Oh, I don’t know. It was a distraction and not very much about the issues. I never understood that. 

I mean, at least it wasn't Second Life, right?

[Laughs] For those of us in the know about the internet, that’s funny!

Do you feel like their strategy may have backfired?

You know, I think so. It’s really tough for me to know that. This whole thing blew up and I just kept doing what I had been doing, which was talking to the voters in my district about the issues. I really tried to put that distraction aside. I do know a lot of people in the district, in the country, and around the world contacted me about it and were supportive. So I suspect that it backfired. Um, I won. [Laughs.]

Why do you think the story made so many headlines? Is there still a stigma about playing video games?

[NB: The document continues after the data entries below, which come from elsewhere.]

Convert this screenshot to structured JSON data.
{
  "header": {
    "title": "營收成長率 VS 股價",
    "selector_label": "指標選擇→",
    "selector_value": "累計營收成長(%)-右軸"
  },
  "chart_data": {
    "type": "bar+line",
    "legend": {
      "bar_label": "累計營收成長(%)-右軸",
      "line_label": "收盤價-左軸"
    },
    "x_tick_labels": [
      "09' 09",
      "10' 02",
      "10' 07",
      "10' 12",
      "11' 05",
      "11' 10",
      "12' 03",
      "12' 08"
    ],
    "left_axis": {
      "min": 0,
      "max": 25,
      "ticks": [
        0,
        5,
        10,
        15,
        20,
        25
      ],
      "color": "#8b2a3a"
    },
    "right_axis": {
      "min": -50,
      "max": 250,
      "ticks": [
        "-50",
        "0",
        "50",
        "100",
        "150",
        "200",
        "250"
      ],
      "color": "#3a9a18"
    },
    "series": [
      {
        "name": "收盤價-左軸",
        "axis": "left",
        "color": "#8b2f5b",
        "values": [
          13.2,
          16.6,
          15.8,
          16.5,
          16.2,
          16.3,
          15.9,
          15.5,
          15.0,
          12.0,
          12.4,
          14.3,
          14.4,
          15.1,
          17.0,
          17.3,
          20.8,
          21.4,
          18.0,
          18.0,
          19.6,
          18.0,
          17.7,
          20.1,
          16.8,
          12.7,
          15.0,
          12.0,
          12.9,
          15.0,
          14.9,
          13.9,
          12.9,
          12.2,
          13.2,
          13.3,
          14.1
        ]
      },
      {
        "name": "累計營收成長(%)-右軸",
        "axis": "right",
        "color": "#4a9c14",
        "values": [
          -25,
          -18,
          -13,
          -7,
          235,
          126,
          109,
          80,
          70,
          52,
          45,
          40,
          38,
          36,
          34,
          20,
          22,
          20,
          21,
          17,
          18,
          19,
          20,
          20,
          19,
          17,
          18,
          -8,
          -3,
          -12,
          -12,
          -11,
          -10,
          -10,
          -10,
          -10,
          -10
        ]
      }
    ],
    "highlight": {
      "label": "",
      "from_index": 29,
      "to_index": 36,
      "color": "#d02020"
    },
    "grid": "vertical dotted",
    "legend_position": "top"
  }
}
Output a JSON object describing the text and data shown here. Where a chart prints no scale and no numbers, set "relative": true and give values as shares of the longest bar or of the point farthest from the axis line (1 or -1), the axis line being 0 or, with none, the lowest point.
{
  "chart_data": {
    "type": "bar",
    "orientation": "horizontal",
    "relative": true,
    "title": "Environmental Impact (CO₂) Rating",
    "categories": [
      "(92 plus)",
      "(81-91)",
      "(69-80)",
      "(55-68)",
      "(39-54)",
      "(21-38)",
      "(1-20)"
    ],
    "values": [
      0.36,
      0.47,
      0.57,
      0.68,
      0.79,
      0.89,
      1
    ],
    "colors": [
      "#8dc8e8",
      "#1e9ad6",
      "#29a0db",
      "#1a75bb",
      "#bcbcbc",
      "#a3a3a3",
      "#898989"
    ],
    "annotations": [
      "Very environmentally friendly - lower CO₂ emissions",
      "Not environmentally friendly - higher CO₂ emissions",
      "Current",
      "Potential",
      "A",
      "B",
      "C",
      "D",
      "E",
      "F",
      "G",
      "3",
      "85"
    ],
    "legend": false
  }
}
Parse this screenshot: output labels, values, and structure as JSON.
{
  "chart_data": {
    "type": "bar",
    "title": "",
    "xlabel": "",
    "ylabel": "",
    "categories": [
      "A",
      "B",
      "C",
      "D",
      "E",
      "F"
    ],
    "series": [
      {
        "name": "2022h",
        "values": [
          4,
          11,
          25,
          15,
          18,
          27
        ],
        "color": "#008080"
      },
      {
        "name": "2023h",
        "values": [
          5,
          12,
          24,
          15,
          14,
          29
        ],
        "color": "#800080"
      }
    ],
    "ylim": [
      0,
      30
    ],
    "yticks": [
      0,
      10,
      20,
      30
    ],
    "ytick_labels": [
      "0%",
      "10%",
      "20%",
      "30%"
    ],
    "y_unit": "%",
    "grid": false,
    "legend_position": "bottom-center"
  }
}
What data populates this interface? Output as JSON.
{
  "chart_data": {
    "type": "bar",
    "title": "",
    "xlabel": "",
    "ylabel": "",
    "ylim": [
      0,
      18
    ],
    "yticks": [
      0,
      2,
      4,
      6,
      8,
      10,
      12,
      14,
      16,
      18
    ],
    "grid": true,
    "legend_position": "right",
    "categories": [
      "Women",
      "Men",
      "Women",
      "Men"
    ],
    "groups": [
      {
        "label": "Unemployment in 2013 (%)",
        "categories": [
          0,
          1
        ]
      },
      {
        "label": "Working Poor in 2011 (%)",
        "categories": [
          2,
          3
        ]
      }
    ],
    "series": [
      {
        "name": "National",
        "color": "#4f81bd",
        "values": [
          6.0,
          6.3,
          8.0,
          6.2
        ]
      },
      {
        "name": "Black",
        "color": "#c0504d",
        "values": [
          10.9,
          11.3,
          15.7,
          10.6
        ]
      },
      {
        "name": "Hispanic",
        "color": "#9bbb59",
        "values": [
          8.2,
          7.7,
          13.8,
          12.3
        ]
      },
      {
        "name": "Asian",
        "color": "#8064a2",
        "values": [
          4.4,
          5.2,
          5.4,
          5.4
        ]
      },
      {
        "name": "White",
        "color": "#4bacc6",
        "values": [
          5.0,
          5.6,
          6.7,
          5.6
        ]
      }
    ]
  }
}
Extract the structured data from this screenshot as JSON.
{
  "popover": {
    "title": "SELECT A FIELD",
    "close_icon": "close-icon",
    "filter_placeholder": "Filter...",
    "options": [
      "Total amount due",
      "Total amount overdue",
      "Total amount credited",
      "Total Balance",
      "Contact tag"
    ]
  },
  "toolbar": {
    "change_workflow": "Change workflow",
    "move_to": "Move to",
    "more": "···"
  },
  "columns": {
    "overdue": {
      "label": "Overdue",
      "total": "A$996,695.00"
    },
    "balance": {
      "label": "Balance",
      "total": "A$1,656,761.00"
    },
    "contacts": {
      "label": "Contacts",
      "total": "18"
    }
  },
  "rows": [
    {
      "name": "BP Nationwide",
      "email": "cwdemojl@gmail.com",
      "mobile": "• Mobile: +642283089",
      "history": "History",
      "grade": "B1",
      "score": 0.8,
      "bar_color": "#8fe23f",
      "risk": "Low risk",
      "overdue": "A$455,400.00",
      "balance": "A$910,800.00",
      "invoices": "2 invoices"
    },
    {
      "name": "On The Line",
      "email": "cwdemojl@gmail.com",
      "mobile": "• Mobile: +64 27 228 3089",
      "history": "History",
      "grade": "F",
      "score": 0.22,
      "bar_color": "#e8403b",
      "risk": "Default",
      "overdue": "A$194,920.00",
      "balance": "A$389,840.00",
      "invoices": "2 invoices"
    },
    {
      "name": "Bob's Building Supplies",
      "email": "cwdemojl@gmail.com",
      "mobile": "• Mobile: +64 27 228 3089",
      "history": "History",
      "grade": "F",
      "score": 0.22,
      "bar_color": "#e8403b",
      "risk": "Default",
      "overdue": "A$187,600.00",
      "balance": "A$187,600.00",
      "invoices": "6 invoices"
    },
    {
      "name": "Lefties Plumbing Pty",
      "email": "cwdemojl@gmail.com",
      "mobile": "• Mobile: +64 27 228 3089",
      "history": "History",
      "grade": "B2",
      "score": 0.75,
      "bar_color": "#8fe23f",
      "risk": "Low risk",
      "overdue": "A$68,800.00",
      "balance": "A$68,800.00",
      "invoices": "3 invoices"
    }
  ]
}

I don’t know. I was surprised the whole thing went viral. I suppose some people think there’s a stigma. But I just kept talking about the issues. “Hey, let’s get some jobs. Let’s strengthen the middle class. And have affordable quality health insurance.” And okay, video games. So what?

Your opponent positioned World of Warcraft as a negative thing, but would you say there is anything positive that came out of your time playing the game?

There are many positive things about World of Warcraft and other video games where you have to work cooperatively. Warcraft is like many MMOs in that it’s social, and to achieve higher things in the game you have to work well with others. I’ve been a social worker for 25 years, and you do have to know how to do that. 

Is there any skill or insight from World of Warcraft that would help someone be a good state senator?

The biggest thing is working cooperatively with others to achieve bigger things. It’s much like politics in some ways. You have to work with a number of different people, perhaps who have different ideas, different goals, different values. That’s a skill to be used in politics or anywhere really. To achieve a lot of things in the game, to do a dungeon or a raid, you work together.

Yeah, it’s a game you can’t play by yourself. 

Well, some people do, but you miss out on a big chunk of it.